Alcool, droghe e porno: alle origini della violenza sessuale

di Diego Torre

NON BISOGNA ESSERE SCIENZIATI O PSICOLOGI PER COMPRENDERE L’OVVIETÀ DI QUESTE CONSTATAZIONI

Continua la saga dello stupro di gruppo (quello con un solo autore non fa più tanta notizia, a meno che non sia seriale) oltre a quella delle donne assassinate dai loro compagni, ex e quant’altro. Falsamente sorpresi, i Tg ce li narrano, enumerano, dettagliano. E tutti stanno ad inorridirsi. Le cause di fondo? O il solito piagnisteo contro i maschi “patriarcali” o il nulla.

In questo panorama dell’orrido merita attenzione la sentenza su un fattaccio avvenuto a Firenze 5 anni, la quale, pur nella sua opinabilità, permette una lettura un pò più profonda di quello che è ormai un fenomeno di massa.

La ragazza, allora diciottenne, venne violentata da tre suoi “amici”, compagni di classe, mentre era sotto effetto di alcool e canne. Giunge dopo “appena” 5 anni la sentenza di assoluzione, perchè “non avevano capito il rifiuto della ragazza” e “spinti dall’eccitazione hanno fatto di tutto per indurre la ragazza a intrattenere un rapporto plurimo, che gli stessi avevano coltivato nelle settimane precedenti “.

Plurimo? Un vocabolo elegante! Coltivato? Dove? Nella loro fantasia? Negli approcci presi con la ragazza? Nella premeditazione del fatto stesso?

Certamente il loro comportamento è stato “eccessivo”, ma come non considerare che esso è stato condizionato dal fatto che la ragazza non era “al massimo della lucidità” , e si e quindi determinata una “situazione certamente equivoca”?

Altra riflessione suggerita dalla sentenza è che i ragazzi sono stati “condizionati da un’inammissibile concezione pornografica delle loro relazioni con il genere femminile”. C’è da chiedersi: attenuante o aggravante? E ancora: chi gliela avrà trasmessa questa laida concezione?

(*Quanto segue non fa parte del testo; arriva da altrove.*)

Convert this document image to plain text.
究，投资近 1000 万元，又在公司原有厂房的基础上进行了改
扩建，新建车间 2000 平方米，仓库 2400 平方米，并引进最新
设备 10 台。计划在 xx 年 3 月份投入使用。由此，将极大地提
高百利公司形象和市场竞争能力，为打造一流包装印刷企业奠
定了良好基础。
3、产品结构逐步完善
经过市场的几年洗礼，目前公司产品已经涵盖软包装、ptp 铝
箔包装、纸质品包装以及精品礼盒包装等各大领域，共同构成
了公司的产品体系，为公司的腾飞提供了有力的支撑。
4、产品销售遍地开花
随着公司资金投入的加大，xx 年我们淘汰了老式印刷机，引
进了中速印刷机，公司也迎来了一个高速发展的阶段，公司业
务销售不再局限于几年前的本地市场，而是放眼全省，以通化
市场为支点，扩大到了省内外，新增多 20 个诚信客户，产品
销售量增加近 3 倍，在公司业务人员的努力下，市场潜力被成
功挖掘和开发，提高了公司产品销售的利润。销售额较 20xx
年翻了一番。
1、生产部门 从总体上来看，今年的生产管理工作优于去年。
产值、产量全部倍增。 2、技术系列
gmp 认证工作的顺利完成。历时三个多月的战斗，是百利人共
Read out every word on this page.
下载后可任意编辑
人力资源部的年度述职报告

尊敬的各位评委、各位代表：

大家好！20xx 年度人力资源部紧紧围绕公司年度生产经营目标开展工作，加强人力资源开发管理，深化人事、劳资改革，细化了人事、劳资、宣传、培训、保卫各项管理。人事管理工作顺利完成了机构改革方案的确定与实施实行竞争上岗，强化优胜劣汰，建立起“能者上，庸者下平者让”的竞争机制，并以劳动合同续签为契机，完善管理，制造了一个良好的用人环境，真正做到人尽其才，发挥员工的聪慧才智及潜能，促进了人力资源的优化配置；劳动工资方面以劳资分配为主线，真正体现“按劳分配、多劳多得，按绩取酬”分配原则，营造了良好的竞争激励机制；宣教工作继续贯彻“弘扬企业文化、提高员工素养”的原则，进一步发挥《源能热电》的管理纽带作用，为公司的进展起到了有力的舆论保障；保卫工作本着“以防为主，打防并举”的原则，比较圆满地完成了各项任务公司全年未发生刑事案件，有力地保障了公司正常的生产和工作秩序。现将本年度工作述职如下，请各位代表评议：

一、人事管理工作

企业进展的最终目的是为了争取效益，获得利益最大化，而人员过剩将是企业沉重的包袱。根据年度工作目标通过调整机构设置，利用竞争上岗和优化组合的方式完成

A prescindere dal caso specifico e dalle valutazioni di merito sulla sentenza, due elementi ritornano costanti in queste narrazioni dell’orrore: alcool e droghe che ottundono i cervelli e la pornografia che riduce nella mente del consumatore l’altro, qualunque altro, ad oggetto spersonalizzato del proprio piacere. E non bisogna essere scienziati o psicologi per comprendere l’ovvietà di queste constatazioni.

Ma perché allora tutti gli scandalizzati maschiofobi, le femministe inviperite, i difensori dei diritti umani, non affrontano mai questi argomenti? Forse perché, nella loro visione libertaria e radicale, nel loro materialismo edonista, trovano “normale” che l’uomo perda il controllo e cerchi un piacere fine a se stesso, svincolato da ogni superiore riferimento alla sua dignità?

Soltanto se gli uomini ritroveranno la loro perduta dignità e se le donne sapranno imporsi al loro rispetto, lo stupro diventerà il cattivo ricordo di un tempo animalesco in cui l’uomo era appena un maschio e la donna appena una femmina. Chi lo spiegherà (e testimonierà), soprattutto alle nuove generazioni?